You see, the FCC doesn't just go around fining people and demanding editing. They must receive complaints.
The
PTC is a relatively small group of ignorant and misguided people who
account for 99 percent of all complaints sent to the FCC. According to
former chairman of the FCC Michael Powell, the number of complaints the
Commission received in 2001 was less than 400, but in 2003 that number
rocketed to 240,000. Who is to blame for this rise? The numbers suggest
a special interest group comprised of people so ineffectual as parents
they apparently can't set the rules in their own home when it comes to
what their kids are allowed to watch on television. They want the FCC
to punish those who offend their group's sensibilities until television
becomes a nicer place.
Check this out. I just typed the word
shit into this column. Now, if this was a broadcast in prime time on
television, I could be fined $325,000 thanks to the efforts of the PTC.
Of course, even though the PTC is populated by a shameful
collection of puritans devoted to crapping on our basic rights, I'm not
upset with them.
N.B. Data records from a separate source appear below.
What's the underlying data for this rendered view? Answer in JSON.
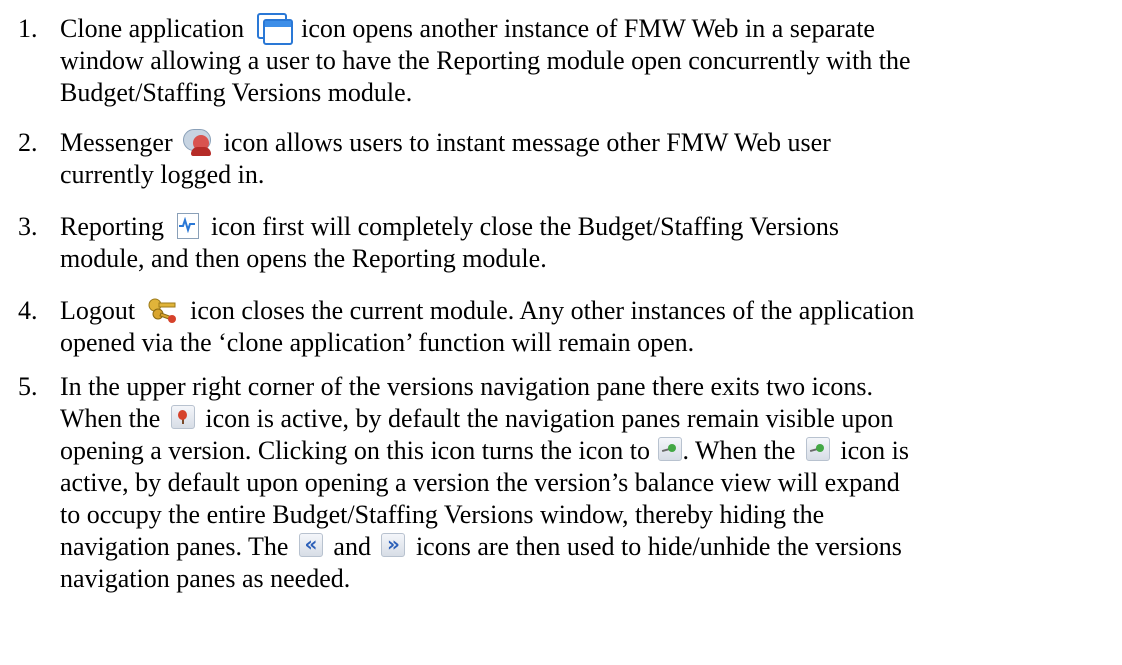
{
  "items": [
    {
      "number": "1.",
      "lines": [
        {
          "a": "Clone application",
          "b": "icon opens another instance of FMW Web in a separate"
        },
        {
          "a": "window allowing a user to have the Reporting module open concurrently with the"
        },
        {
          "a": "Budget/Staffing Versions module."
        }
      ],
      "icon": "clone-application-icon"
    },
    {
      "number": "2.",
      "lines": [
        {
          "a": "Messenger",
          "b": "icon allows users to instant message other FMW Web user"
        },
        {
          "a": "currently logged in."
        }
      ],
      "icon": "messenger-icon"
    },
    {
      "number": "3.",
      "lines": [
        {
          "a": "Reporting",
          "b": "icon first will completely close the Budget/Staffing Versions"
        },
        {
          "a": "module, and then opens the Reporting module."
        }
      ],
      "icon": "reporting-icon"
    },
    {
      "number": "4.",
      "lines": [
        {
          "a": "Logout",
          "b": "icon closes the current module.  Any other instances of the application"
        },
        {
          "a": "opened via the ‘clone application’ function will remain open."
        }
      ],
      "icon": "logout-keys-icon"
    },
    {
      "number": "5.",
      "lines": [
        {
          "a": "In the upper right corner of the versions navigation pane there exits two icons."
        },
        {
          "a": "When the",
          "b": "icon is active, by default the navigation panes remain visible upon"
        },
        {
          "a": "opening a version.  Clicking on this icon turns the icon to",
          "b": ".  When the",
          "c": "icon is"
        },
        {
          "a": "active, by default upon opening a version the version’s balance view will expand"
        },
        {
          "a": "to occupy the entire Budget/Staffing Versions window, thereby hiding the"
        },
        {
          "a": "navigation panes.  The",
          "b": "and",
          "c": "icons are then used to hide/unhide the versions"
        },
        {
          "a": "navigation panes as needed."
        }
      ]
    }
  ],
  "icons": {
    "clone": "clone-application-icon",
    "messenger": "messenger-icon",
    "reporting": "reporting-icon",
    "logout": "logout-keys-icon",
    "pin_red": "pin-red-icon",
    "pin_green": "pin-green-icon",
    "collapse": "double-chevron-left-icon",
    "expand": "double-chevron-right-icon"
  },
  "icon_glyphs": {
    "collapse": "«",
    "expand": "»"
  },
  "colors": {
    "clone_blue": "#2a78d6",
    "messenger_red": "#d9534f",
    "pin_red": "#d6422b",
    "pin_green": "#43a845",
    "chevron_blue": "#2b5fb8"
  }
}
They are a group of like-minded people who organized
and took action. So, I tip my hat.
What offends me more than
anything is the very existence of a Congressionally appointed group of
people who tell us what we can and can't watch on television.
The
FCC is antithetical to everything we are supposed to be proud of as
Americans. The First Amendment and the FCC shouldn't be able to coexist
in our society. So, why do we allow them too?
Last week the Associated Press reported the FCC may soon get new powers
from Congress to regulate violence on television the same way it
regulates profanity and sexuality.
Consider
how this will affect our coverage of crime and war. Or, if that doesn't
bother you much, consider how it will affect "CSI: Miami."
If
the PTC juggernaut continues to roll, the FCC and Congress will soon be
pressured to censor our cable channels, our Internet and eventually our
newspapers.
If you harbor any love for America or have any
admiration for the Constitution, then you must despise both the FCC and
the PTC, or you are a hypocrite. If you support our troops, then you
must support the right of broadcasters to put whatever they want to put
into our televisions be it on cable or the local news.
Salmon
Rushdie once said without the right to offend freedom of speech was
meaningless. George Orwell once said freedom of speech meant the right
to tell people what they didn't want to hear.
If you want to
hide behind your children, I suggest you reconsider. Not wanting your
children watching or hearing certain things is fine. I recommend you
teach them what you feel is appropriate and monitor what they are
exposed to. Be willing to turn off or take away their televisions,
iPods, computers and radios when you feel it is necessary.
But, expecting everyone else's children to live by your rules is not only pompous - it's also highly offensive.